Im Mai war der Altonaer Arzt Mathias Petersen noch mit 88 Prozent der Stimmen als SPD-Chef bestätigt worden. Dann aber begann Petersen, Fehler zu machen. Im Sommer feuerte er zur allgemeinen Überraschung den langjährigen SPD-Landesgeschäftsführer Ties Rabe - ohne für die Partei nachvollziehbare Begründung und ohne einen Nachfolger präsentieren zu können.
Doch seine Kritiker ärgern sich insbesondere darüber, dass sich Mathias Petersen über parteiinterne Machtinteressen hinwegsetzt. Petersen machte Ex-Senator Eugen Wagner, Hochbahnchef Günter Elste, Ex-Staatsrat Hinnerk Behlmer und das Bürgerschaftsurgestein und Chef-Zwischenrufer Werner Dobritz zu seinen Beratern. Den 2004 gestürzten Ex-Fraktionschef Walter Zuckerer machte er zum Landesgeschäftsführer.
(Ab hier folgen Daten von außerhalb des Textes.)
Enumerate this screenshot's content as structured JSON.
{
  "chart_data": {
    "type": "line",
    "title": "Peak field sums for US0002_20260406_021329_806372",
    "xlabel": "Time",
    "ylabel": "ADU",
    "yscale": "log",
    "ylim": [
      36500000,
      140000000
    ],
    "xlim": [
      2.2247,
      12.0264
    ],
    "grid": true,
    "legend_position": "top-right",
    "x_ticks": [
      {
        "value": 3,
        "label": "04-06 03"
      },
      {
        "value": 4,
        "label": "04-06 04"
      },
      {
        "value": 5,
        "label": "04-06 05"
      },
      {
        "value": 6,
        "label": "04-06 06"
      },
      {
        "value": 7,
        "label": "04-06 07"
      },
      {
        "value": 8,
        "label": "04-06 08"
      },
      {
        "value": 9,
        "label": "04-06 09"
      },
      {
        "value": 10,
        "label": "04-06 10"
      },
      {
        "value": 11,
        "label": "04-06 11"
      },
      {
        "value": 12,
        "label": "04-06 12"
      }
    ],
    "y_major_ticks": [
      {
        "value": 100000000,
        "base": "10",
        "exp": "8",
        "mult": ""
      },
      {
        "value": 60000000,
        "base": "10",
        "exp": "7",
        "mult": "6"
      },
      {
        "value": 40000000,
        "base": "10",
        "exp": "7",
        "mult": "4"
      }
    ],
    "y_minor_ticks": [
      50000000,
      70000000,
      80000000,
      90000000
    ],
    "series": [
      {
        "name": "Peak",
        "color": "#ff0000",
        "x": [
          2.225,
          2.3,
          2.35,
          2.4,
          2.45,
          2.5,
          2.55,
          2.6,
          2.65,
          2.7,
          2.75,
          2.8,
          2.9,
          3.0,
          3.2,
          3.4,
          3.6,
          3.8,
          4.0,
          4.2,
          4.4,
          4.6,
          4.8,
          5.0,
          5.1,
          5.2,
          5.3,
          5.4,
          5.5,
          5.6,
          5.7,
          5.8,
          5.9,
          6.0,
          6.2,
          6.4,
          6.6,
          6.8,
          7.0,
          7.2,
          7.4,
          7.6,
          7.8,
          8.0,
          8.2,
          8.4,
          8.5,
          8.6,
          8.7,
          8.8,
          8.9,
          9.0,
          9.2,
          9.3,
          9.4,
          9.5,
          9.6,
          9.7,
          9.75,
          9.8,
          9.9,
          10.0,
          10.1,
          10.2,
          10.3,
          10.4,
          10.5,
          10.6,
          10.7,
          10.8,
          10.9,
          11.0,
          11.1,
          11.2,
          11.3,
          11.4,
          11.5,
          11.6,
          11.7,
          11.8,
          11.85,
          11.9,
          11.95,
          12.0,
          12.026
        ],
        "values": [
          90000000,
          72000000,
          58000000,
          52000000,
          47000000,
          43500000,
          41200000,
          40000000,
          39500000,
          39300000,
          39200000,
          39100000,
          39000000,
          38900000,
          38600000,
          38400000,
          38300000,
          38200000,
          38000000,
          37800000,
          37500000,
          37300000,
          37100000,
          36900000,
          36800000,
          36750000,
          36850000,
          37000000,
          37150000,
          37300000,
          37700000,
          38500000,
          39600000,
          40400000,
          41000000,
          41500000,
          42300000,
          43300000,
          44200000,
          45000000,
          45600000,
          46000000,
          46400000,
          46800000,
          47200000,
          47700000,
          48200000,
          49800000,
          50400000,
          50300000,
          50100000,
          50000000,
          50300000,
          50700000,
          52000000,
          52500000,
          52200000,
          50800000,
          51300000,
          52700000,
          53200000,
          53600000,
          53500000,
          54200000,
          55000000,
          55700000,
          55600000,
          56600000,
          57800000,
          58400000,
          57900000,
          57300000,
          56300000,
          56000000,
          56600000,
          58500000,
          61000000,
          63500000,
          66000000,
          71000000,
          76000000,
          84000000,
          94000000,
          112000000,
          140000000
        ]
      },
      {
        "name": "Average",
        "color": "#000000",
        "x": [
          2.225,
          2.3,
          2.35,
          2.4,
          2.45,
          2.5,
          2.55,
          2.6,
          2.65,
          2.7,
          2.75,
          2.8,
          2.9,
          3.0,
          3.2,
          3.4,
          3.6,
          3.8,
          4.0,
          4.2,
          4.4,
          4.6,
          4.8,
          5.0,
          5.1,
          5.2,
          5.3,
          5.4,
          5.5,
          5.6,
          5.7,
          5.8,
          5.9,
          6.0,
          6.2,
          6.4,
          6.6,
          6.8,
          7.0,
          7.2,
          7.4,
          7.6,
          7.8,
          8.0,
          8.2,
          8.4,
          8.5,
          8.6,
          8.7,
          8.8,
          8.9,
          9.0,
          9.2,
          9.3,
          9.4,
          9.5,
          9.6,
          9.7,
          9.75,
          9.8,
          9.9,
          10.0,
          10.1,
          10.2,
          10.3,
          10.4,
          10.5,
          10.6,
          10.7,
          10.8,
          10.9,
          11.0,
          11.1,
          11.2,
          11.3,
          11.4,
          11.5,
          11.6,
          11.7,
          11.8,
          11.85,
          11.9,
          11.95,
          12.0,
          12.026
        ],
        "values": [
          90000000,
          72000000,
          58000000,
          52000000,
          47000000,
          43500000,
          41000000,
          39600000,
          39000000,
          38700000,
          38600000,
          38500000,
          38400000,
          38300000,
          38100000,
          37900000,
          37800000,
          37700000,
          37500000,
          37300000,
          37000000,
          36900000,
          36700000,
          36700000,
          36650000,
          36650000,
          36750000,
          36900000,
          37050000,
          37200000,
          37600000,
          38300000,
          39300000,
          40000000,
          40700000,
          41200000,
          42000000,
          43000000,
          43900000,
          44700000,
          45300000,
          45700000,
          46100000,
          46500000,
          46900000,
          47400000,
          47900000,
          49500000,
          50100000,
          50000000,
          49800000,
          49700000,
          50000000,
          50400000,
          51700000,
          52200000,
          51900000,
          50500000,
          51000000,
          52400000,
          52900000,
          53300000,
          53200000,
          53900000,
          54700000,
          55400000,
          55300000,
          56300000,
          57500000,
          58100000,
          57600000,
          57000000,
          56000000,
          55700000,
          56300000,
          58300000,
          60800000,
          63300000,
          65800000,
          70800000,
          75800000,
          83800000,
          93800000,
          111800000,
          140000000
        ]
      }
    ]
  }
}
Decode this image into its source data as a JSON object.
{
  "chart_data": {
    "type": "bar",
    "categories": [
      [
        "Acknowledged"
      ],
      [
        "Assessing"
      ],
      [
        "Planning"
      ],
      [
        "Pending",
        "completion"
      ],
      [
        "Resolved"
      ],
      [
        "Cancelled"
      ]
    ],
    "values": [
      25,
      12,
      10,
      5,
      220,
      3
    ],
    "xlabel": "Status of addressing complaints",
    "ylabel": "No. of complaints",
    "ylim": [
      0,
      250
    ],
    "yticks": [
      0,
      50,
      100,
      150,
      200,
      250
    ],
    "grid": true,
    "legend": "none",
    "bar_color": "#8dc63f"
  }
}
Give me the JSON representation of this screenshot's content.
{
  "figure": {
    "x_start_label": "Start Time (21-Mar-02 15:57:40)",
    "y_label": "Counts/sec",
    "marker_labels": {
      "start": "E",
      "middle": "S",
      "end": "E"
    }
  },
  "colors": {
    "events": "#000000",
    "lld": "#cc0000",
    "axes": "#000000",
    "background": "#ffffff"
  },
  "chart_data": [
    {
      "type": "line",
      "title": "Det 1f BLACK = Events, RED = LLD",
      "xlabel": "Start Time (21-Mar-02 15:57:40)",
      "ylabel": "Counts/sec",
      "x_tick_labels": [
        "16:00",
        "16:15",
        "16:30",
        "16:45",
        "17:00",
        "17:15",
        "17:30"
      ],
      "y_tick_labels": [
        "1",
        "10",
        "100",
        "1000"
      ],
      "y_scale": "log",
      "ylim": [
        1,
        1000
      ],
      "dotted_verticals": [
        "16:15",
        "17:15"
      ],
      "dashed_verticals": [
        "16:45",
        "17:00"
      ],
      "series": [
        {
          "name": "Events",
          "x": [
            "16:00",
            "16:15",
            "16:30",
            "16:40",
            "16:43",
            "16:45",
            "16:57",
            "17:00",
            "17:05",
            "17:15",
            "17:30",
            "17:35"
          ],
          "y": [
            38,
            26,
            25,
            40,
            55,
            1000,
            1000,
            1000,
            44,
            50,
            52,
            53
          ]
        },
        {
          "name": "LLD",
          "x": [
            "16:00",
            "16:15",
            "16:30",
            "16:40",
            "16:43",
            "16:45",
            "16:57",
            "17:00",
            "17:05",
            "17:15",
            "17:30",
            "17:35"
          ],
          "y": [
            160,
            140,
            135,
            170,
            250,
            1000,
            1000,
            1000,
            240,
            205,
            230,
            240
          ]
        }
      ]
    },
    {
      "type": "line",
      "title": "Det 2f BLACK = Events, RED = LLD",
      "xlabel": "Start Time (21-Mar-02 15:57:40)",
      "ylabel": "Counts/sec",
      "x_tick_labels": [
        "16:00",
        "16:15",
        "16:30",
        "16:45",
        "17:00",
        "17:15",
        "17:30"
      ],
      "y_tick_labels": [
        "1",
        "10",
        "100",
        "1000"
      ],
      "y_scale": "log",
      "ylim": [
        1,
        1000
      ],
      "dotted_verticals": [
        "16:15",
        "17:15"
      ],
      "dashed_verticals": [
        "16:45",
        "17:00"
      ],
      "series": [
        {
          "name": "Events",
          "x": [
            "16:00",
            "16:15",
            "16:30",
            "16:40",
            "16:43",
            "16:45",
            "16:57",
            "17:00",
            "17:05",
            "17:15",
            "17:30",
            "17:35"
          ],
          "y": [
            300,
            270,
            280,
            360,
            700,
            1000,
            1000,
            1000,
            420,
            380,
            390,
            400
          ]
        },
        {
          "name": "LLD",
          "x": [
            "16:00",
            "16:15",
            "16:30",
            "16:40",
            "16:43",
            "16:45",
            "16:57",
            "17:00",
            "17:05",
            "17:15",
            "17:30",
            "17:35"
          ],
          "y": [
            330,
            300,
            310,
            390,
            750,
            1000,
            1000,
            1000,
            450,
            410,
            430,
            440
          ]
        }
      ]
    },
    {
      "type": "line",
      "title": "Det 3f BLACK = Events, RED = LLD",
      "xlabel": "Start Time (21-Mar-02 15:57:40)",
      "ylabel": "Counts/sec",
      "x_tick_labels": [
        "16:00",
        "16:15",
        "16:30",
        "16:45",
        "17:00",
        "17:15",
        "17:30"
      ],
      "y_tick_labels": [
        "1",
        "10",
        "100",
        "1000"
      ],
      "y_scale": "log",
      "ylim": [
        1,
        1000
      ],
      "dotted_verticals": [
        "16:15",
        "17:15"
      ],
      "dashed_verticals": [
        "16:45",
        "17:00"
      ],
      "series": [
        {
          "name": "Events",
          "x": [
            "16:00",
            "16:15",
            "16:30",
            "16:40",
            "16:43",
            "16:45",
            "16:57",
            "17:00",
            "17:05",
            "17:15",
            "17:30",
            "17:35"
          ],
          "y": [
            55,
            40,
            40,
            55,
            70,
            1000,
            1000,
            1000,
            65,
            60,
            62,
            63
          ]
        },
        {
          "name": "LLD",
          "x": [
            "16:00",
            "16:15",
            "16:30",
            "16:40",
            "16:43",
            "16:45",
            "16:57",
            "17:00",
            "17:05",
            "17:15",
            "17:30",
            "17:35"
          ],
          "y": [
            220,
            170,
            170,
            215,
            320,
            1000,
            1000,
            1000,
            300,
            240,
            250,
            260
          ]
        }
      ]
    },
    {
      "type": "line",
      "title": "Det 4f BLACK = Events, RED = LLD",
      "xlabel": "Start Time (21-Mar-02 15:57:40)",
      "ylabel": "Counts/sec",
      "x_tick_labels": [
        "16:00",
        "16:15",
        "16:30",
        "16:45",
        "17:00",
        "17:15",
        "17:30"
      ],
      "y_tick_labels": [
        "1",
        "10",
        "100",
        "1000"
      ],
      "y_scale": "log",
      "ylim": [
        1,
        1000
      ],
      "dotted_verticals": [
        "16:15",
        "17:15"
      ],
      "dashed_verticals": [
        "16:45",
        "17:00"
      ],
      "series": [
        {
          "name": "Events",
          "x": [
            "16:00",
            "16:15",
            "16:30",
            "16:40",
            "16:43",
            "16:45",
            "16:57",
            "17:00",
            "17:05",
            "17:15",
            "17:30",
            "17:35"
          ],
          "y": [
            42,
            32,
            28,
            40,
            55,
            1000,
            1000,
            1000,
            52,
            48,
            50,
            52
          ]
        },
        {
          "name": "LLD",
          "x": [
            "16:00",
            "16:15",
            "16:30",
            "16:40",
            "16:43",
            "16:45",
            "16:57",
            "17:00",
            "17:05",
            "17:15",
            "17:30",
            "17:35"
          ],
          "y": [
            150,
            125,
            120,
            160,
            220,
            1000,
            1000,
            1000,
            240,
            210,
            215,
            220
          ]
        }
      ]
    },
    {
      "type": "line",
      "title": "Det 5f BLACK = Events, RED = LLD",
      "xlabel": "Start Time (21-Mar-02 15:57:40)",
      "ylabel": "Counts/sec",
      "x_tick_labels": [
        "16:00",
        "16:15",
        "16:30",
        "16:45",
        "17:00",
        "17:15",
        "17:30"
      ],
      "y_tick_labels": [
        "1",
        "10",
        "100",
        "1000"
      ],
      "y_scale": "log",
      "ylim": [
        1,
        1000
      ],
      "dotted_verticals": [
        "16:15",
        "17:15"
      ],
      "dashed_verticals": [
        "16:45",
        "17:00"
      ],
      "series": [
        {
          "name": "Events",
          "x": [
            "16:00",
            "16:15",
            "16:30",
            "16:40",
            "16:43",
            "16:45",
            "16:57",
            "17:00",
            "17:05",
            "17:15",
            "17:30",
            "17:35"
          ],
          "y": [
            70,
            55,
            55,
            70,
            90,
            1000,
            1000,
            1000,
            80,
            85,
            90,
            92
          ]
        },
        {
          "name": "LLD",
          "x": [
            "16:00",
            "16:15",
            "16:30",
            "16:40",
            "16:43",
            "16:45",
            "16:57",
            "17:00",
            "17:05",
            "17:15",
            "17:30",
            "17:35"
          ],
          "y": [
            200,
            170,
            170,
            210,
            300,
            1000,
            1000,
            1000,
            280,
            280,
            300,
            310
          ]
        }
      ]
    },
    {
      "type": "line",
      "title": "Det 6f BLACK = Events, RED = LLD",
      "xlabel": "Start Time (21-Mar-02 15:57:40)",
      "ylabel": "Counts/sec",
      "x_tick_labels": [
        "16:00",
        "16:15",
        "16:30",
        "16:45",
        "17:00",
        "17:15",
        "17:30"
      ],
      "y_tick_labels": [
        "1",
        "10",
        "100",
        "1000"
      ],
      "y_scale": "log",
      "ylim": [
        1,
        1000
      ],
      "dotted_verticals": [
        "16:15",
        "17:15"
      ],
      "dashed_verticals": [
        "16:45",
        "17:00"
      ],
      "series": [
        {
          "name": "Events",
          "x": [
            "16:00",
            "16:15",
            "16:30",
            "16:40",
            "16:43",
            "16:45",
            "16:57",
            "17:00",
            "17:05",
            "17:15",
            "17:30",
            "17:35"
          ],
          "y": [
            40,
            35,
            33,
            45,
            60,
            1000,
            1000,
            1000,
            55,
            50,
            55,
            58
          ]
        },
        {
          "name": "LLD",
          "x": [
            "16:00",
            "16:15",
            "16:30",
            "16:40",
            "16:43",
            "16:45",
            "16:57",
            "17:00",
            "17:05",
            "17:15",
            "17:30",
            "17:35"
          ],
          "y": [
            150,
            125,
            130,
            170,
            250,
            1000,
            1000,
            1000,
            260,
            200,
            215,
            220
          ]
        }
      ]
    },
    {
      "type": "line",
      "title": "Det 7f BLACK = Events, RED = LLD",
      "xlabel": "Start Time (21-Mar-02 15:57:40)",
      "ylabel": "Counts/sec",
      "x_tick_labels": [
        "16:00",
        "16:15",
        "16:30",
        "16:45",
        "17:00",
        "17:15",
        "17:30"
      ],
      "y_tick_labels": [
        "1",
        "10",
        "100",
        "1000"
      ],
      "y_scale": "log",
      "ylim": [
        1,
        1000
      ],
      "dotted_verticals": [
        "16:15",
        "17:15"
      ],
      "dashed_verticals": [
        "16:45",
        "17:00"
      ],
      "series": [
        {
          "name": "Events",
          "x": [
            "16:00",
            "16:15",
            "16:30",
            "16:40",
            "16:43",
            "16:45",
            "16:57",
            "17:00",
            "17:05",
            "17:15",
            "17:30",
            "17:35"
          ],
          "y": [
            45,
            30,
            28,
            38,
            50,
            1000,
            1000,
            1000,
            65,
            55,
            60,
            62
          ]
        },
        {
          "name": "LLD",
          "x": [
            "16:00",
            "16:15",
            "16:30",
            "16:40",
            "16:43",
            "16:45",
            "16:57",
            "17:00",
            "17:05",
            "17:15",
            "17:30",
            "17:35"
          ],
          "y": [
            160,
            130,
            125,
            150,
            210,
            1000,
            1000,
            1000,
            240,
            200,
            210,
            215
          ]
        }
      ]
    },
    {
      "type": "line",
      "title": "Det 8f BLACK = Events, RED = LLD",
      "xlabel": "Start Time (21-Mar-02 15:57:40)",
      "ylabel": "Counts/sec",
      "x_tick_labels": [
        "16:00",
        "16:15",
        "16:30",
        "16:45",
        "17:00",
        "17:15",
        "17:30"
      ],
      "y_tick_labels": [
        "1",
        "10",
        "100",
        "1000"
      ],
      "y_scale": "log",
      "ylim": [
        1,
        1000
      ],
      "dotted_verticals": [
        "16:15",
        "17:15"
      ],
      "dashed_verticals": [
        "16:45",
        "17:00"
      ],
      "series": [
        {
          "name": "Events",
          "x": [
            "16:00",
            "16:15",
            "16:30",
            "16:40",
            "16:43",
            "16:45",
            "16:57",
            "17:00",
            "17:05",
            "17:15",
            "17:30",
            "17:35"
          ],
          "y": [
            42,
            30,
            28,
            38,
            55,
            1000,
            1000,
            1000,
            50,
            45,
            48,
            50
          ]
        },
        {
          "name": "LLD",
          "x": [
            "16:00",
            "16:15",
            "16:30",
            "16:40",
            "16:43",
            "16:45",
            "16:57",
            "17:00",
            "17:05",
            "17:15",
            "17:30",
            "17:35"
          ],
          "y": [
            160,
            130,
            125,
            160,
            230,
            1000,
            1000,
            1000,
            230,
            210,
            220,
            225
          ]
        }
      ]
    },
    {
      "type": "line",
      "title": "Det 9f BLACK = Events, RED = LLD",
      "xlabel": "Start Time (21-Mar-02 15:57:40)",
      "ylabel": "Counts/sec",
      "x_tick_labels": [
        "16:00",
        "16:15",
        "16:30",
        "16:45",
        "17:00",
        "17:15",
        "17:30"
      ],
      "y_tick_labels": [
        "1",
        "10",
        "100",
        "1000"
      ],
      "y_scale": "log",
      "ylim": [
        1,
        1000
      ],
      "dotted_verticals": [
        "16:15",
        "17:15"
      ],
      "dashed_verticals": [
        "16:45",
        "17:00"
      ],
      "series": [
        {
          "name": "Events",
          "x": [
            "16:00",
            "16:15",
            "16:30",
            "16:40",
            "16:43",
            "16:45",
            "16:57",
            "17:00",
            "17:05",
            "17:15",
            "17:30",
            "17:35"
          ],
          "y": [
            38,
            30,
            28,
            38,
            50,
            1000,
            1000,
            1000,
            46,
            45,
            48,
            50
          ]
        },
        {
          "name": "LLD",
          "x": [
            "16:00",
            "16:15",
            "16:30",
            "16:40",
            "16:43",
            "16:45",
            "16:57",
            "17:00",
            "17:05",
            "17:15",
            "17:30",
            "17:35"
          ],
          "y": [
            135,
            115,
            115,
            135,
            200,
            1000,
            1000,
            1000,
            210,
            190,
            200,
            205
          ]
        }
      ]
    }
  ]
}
Gerade die Jüngeren gehören zu seinen Gegnern. sie scharen sich um den 36-jährigen Fraktionschef Michael Neumann. Viele fürchten, Petersen könne den 2001 in der Partei eingeleiteten Generationswechsel rückgängig machen. Inzwischen gibt es massive Kritik von fünf Kreisverbänden an Petersen. Darunter auch der einflussreiche Bezirksfürst Johannes Kahrs aus Mitte und Petersens eigener Kreisverband Altona. Nur noch Harburg und Wandsbek halten zu ihm. "Ich bin fest davon überzeugt, dass Mathias Petersen der richtige Kandidat ist. Er ist kein Parteifunktionär, sondern jemand, der auf die Leute zugeht", sagt Karl Schwinke, der Kreisvorsitzende in Wandsbek und stellvertretender Landesvorsitzende. "Diese menschliche Variante ist eine große Stärke. Innerhalb der Parteistruktur aber auch eine Schwäche, weil die Funktionäre es ausnutzen." Auch Werner Dobritz wirft sich trotz massivem Gegenwind für Petersen in die Bresche. "In Hamburg haben wir bei Umfragen fast zehn Prozent mehr Stimmen als im Bund. Mit Petersen gibt es eine reelle Regierungsperspektive."